Lao PDR climate change institutional assessment (CCIA)
The objective of the Climate Change Institutional Assessment (CCIA) is to analyze the institutional framework for addressing climate change challenges, in the context of the preparation of the World Bank Country Climate and Development Report (CCDR) for the Lao PDR. Lao PDR is highly exposed to climate change due to its dependence on agriculture and hydropower exports, and the high proportion of its population living in flood-prone areas. Key climate risks include rising heat, erratic precipitation, and increasing frequency and severity of floods, droughts, and storms. Climate change is projected to reduce hydropower capacity, alter seasonal output patterns, and raise the risk of dam failure, while limited job opportunities outside agriculture deepen economic and social vulnerability. Against this backdrop, the World Bank's Climate Change Institutional Assessment (CCIA), conducted between November 2024 and February 2025, evaluates the institutional framework through which Laos addresses climate change, focusing on four dimensions: the legal framework, the policy coordination mechanism, climate change in planning documents, and climate considerations in public financial management (PFM).
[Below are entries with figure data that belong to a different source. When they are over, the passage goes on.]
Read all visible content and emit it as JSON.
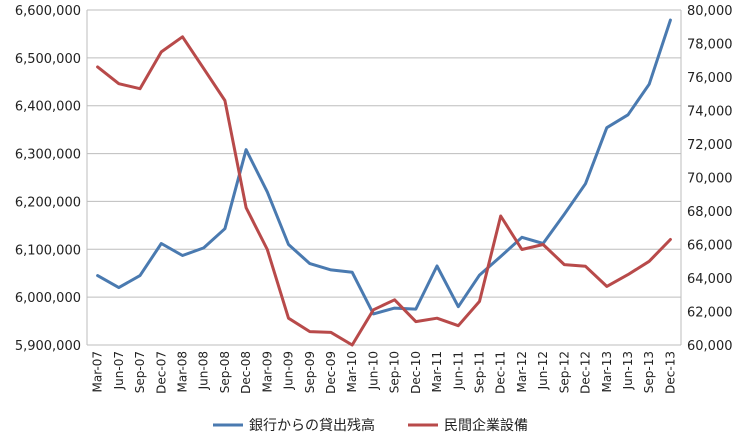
{
  "chart_data": {
    "type": "line",
    "title": "",
    "xlabel": "",
    "ylabel": "",
    "y2label": "",
    "grid": "horizontal",
    "legend_position": "bottom",
    "categories": [
      "Mar-07",
      "Jun-07",
      "Sep-07",
      "Dec-07",
      "Mar-08",
      "Jun-08",
      "Sep-08",
      "Dec-08",
      "Mar-09",
      "Jun-09",
      "Sep-09",
      "Dec-09",
      "Mar-10",
      "Jun-10",
      "Sep-10",
      "Dec-10",
      "Mar-11",
      "Jun-11",
      "Sep-11",
      "Dec-11",
      "Mar-12",
      "Jun-12",
      "Sep-12",
      "Dec-12",
      "Mar-13",
      "Jun-13",
      "Sep-13",
      "Dec-13"
    ],
    "y_left": {
      "range": [
        5900000,
        6600000
      ],
      "ticks": [
        5900000,
        6000000,
        6100000,
        6200000,
        6300000,
        6400000,
        6500000,
        6600000
      ],
      "tick_labels": [
        "5,900,000",
        "6,000,000",
        "6,100,000",
        "6,200,000",
        "6,300,000",
        "6,400,000",
        "6,500,000",
        "6,600,000"
      ]
    },
    "y_right": {
      "range": [
        60000,
        80000
      ],
      "ticks": [
        60000,
        62000,
        64000,
        66000,
        68000,
        70000,
        72000,
        74000,
        76000,
        78000,
        80000
      ],
      "tick_labels": [
        "60,000",
        "62,000",
        "64,000",
        "66,000",
        "68,000",
        "70,000",
        "72,000",
        "74,000",
        "76,000",
        "78,000",
        "80,000"
      ]
    },
    "series": [
      {
        "name": "銀行からの貸出残高",
        "axis": "left",
        "color": "#4a7ab0",
        "values": [
          6045000,
          6020000,
          6045000,
          6112000,
          6087000,
          6103000,
          6143000,
          6308000,
          6220000,
          6110000,
          6070000,
          6057000,
          6052000,
          5965000,
          5977000,
          5975000,
          6065000,
          5980000,
          6046000,
          6085000,
          6125000,
          6112000,
          6173000,
          6237000,
          6354000,
          6381000,
          6445000,
          6579000
        ]
      },
      {
        "name": "民間企業設備",
        "axis": "right",
        "color": "#b84a4a",
        "values": [
          76600,
          75600,
          75300,
          77500,
          78400,
          76500,
          74600,
          68200,
          65700,
          61600,
          60800,
          60750,
          60000,
          62100,
          62700,
          61400,
          61600,
          61150,
          62600,
          67700,
          65700,
          66000,
          64800,
          64700,
          63500,
          64200,
          65000,
          66300
        ]
      }
    ]
  }
}
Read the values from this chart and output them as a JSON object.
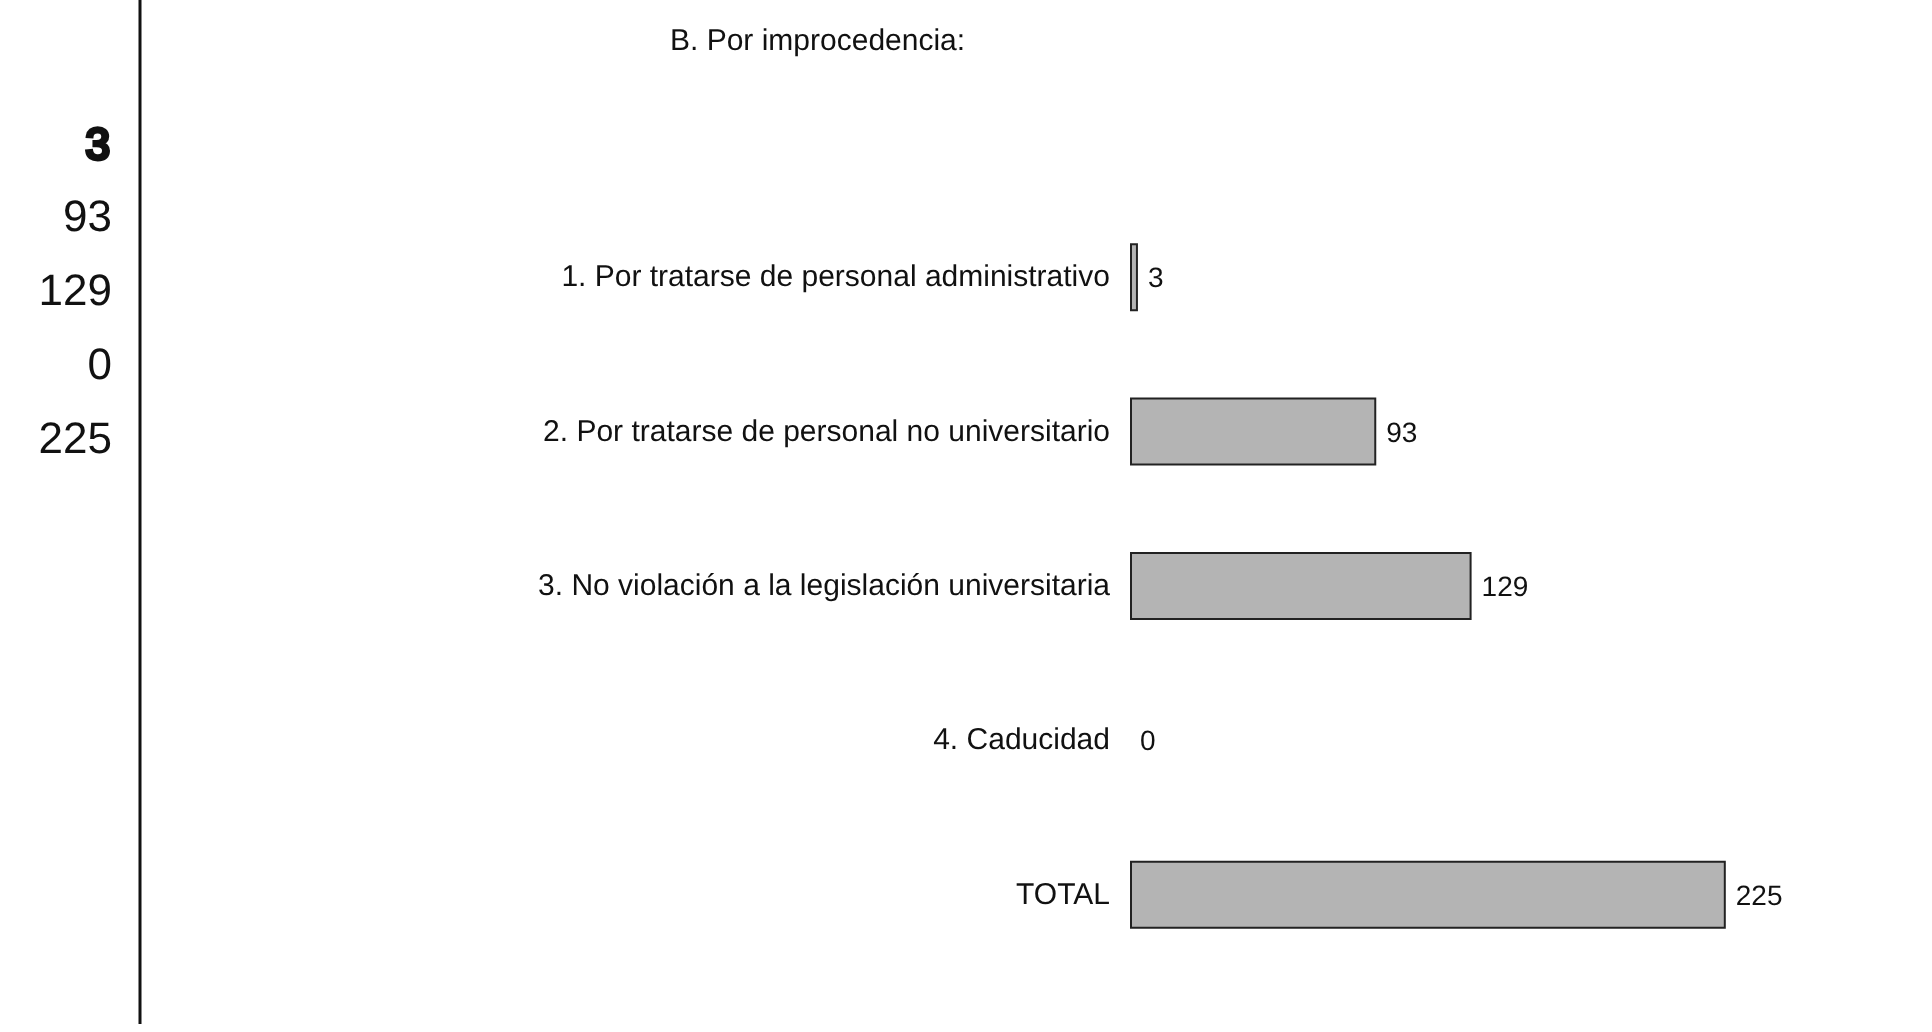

The findings reveal significant institutional gaps across all four dimensions. The 2019 Prime Minister's Decree on Climate Change provides a foundational legal framework but lacks long-term emission targets, independent oversight, and key policy instruments such as carbon taxation and climate budget tagging, while implementation of its core provisions — including climate vulnerability assessments, the GHG inventory, and the Environmental Protection Fund climate window — remains incomplete. Climate policy coordination is fragmented, with no active multi-stakeholder platform, an inactive National Environment Committee, and limited reporting on NDC implementation, including a Biennial Transparency Report overdue since end of 2024. Planning suffers from a proliferation of strategies lacking prioritization, costing, and clear links to the five-year National Socio-Economic Development Plan. Public financial management practices do not support climate financing, as macro-fiscal forecasts ignore climate risks, public investment management is weak, and state-owned enterprise oversight is insufficient to attract international climate finance. The CCIA recommends a prioritized set of actions — including upgrading the Decree into law, reviving the National Environment Committee, finalizing the National Adaptation Plan, preparing an integrated climate implementation plan, and accelerating Green Climate Fund accreditation — to strengthen Laos' institutional readiness to deliver on its climate commitments.